How we train genomic foundation models on plant sequences.
A methodological overview of our data curation pipeline, tokenization strategy, pre-training objectives, and how we validate predictions against independent phenotype sets.
Four steps from raw sequence to validated model
Data collection and curation
We aggregate plant genomic sequences from Ensembl Plants, NCBI SRA, GRIN, Sol Genomics Network, and LegumeInfo. Each sequence passes a 5-stage quality filter: completeness check, contamination screen, assembly-level scoring, duplicate detection (MinHash), and cultivar-label verification against reference accession records. Sequences failing any stage are discarded. This pipeline runs before every training iteration — the corpus is a living artefact, not a one-time snapshot.
Tokenization
We use a hybrid k-mer vocabulary (k=6 base + k=8 extended) built from a representative subsample of the training corpus, stratified by species and repeat density. BPE-derived vocabularies designed for protein or NLP over-merge repetitive regions — a serious problem in plant genomics where transposable elements and tandem repeats constitute up to 80% of some genomes. Our tokenizer preserves these regions as distinct tokens rather than compressing them into a single UNK-equivalent.
Pre-training
Two pre-training objectives run jointly. Masked sequence modeling (15% of tokens masked, uniform and span-based) teaches local variant context. Next-region prediction (predict the token distribution of a downstream genomic window given an upstream window) encodes long-range genomic structure across introns, promoter regions, and regulatory elements. Training batches are assembled to ensure each gradient step includes sequences from at least 8 species — preventing the model from over-fitting to the most data-rich crops.
Validation against independent phenotype records
Model quality is not measured by training loss. We hold out a 10% split of the phenotype records from GRIN and SeedNet, then compute Pearson r² between our embedding-derived predictions and measured trait values. Current reported figures are internal benchmarks only — not peer-reviewed. We publish these results openly because we believe transparency before peer review builds more trust than releasing only after journal acceptance.
Performance versus baseline methods
Internal benchmark only — not peer-reviewed. Results on held-out GRIN + SeedNet phenotype records.
| Trait | Our model r² | GWAS-only r² | gBLUP r² | Species tested |
|---|---|---|---|---|
| Drought Tolerance Index | 0.847 | 0.61 | 0.73 | Maize (12,000 acc.) |
| Yield Stability Score | 0.791 | 0.54 | 0.68 | Wheat (8,400 acc.) |
| Disease Resistance — Fusarium | 0.812 | 0.58 | 0.71 | Tomato (3,200 acc.) |
| Flowering Time Variance | 0.883 | 0.72 | 0.81 | Soybean (6,100 acc.) |
r² = Pearson correlation coefficient squared. gBLUP = genomic Best Linear Unbiased Prediction (standard genomic selection baseline). Results represent means across 5-fold cross-validation. Full methodology and raw results available on request.
What the model does and doesn't know
We enumerate known model boundaries because a prediction without declared scope is not a prediction — it is guesswork. Three limitations are material enough to communicate before you build a pipeline on our API.
Variants with population frequency below ~2% are statistically sparse in our training corpus. For breeding programs working with landrace accessions or wild-relative introgressions, prediction confidence intervals will be wider and should be interpreted with caution. We flag this automatically in API responses via the rare_allele_proportion field.

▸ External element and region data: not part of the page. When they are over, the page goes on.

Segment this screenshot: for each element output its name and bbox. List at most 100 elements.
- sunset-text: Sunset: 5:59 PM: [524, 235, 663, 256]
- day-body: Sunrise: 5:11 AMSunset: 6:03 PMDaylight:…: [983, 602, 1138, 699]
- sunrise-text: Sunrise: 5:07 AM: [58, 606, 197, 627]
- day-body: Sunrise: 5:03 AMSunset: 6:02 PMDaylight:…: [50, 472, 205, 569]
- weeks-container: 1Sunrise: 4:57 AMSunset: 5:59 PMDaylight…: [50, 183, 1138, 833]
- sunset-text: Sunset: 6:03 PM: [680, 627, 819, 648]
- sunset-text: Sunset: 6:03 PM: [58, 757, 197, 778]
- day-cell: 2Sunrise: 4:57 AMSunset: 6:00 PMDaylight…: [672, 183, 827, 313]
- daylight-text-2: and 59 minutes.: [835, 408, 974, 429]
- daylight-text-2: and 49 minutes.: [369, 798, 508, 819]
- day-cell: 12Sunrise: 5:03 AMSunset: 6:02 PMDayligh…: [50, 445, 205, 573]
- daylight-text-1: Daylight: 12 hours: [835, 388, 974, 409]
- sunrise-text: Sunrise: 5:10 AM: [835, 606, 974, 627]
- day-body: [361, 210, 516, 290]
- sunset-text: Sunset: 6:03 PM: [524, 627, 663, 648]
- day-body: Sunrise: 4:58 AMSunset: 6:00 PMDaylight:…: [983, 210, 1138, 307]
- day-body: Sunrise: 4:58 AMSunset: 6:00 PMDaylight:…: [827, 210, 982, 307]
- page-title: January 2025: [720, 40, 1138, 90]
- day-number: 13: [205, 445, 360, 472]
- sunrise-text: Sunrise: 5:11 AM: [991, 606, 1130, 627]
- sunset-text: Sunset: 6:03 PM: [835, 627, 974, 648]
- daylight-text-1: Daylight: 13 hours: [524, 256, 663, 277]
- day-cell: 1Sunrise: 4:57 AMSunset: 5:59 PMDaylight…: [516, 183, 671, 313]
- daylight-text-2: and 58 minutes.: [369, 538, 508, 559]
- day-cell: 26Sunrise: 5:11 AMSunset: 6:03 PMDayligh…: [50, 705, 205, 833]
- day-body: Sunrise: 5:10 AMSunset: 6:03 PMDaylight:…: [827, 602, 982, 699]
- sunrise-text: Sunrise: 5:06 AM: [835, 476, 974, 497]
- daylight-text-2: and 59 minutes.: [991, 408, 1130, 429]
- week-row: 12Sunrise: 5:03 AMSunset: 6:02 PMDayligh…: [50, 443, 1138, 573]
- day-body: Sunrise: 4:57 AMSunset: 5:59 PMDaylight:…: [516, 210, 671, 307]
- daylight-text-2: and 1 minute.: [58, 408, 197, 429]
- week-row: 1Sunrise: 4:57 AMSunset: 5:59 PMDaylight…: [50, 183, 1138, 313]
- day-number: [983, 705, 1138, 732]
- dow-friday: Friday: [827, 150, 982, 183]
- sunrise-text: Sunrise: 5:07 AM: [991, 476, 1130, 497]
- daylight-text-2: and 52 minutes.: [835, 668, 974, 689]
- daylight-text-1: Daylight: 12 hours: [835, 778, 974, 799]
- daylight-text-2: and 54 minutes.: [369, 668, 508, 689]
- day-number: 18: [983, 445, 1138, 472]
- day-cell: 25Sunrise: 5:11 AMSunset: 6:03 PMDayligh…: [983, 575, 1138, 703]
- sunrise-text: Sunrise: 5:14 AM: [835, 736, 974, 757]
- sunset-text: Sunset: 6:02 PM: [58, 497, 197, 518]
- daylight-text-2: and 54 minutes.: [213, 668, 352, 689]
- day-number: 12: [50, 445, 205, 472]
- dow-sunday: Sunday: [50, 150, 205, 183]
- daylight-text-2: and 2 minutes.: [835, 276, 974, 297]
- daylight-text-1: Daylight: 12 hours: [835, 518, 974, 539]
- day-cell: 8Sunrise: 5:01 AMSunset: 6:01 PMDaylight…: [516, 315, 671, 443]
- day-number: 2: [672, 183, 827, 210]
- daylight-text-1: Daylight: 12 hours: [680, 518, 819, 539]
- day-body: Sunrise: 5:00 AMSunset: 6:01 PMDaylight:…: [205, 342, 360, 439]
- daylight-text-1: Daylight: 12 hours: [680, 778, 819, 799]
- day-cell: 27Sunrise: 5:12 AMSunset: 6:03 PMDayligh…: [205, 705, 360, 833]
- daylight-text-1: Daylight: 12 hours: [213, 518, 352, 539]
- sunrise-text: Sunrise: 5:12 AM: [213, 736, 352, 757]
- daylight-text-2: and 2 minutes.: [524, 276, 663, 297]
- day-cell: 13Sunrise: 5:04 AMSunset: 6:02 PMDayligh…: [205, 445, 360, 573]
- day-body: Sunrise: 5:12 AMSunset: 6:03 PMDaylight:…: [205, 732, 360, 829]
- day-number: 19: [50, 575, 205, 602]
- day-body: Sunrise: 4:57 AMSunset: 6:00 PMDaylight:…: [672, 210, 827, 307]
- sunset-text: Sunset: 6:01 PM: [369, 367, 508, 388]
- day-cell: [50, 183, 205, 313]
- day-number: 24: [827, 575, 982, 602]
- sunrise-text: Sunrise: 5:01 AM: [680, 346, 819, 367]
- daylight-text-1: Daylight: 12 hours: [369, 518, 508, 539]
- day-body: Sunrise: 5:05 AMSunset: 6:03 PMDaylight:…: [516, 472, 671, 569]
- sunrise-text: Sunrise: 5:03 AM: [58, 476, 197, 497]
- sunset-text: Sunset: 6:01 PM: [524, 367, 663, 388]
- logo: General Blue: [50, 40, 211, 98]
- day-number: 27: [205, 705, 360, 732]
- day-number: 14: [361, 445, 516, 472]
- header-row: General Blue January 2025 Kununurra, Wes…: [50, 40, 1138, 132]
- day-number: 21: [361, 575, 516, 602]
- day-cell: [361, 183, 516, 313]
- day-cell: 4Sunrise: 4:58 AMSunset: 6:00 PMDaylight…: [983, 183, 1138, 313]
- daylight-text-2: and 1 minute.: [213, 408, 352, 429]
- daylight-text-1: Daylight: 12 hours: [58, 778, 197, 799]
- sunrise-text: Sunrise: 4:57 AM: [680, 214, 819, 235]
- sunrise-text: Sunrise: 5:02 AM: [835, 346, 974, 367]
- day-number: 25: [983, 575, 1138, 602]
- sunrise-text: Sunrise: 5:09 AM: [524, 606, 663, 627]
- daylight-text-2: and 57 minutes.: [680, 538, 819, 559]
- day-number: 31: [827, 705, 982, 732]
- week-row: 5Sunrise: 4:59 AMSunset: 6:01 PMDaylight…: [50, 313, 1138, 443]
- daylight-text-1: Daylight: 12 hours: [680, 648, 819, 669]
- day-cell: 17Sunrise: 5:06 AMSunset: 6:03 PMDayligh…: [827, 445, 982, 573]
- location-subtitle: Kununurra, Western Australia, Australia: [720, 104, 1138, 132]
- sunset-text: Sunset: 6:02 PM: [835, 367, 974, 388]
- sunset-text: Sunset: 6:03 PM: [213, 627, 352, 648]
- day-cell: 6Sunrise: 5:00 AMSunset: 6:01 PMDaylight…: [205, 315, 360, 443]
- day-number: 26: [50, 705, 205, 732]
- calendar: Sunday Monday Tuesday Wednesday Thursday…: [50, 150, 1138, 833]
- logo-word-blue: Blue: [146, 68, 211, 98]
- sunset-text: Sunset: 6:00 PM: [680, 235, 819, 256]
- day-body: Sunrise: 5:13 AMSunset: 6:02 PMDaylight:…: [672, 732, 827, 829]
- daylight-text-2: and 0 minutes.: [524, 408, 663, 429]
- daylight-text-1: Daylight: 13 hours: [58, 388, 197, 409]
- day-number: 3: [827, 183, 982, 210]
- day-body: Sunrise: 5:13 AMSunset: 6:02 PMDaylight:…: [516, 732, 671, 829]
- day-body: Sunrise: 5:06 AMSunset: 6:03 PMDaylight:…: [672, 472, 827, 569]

Our current model was primarily pre-trained on inbred lines and reference-quality accessions. Highly heterozygous materials (autotetraploid potato, some sugarcane accessions) have lower prediction r² — typically 0.1-0.15 below values reported for diploid crops. We are actively developing a heterozygote-aware encoding layer for a future model version.
Formal validation exists for wheat, maize, tomato, soybean, sorghum, barley, pepper, and rice. Predictions for other crops rely on transfer from related species and should be treated as exploratory until independent validation is completed. The API returns a validation_tier field (A/B/C) indicating validation depth for each prediction.
How we share our work before peer review
We publish before peer review
Architecture notes, validation benchmark results, and training data documentation are posted to bioRxiv before journal submission. Genomics researchers evaluating tools for production pipelines should not have to wait 12–18 months for a journal to confirm what the pre-print already shows.
Our evaluation set is public
The held-out phenotype evaluation set used for all validation benchmarks reported on this site is available under CC BY 4.0 on our Research page. Other groups can run any method — GWAS-only, gBLUP, or their own models — against the same test set and report directly comparable r² values.
We co-develop with university labs
University genomics labs contribute phenotype records and sequenced accessions; we provide pre-training compute and model access. Co-authored pre-prints result from successful collaborations. See the Research page for current collaboration proposals.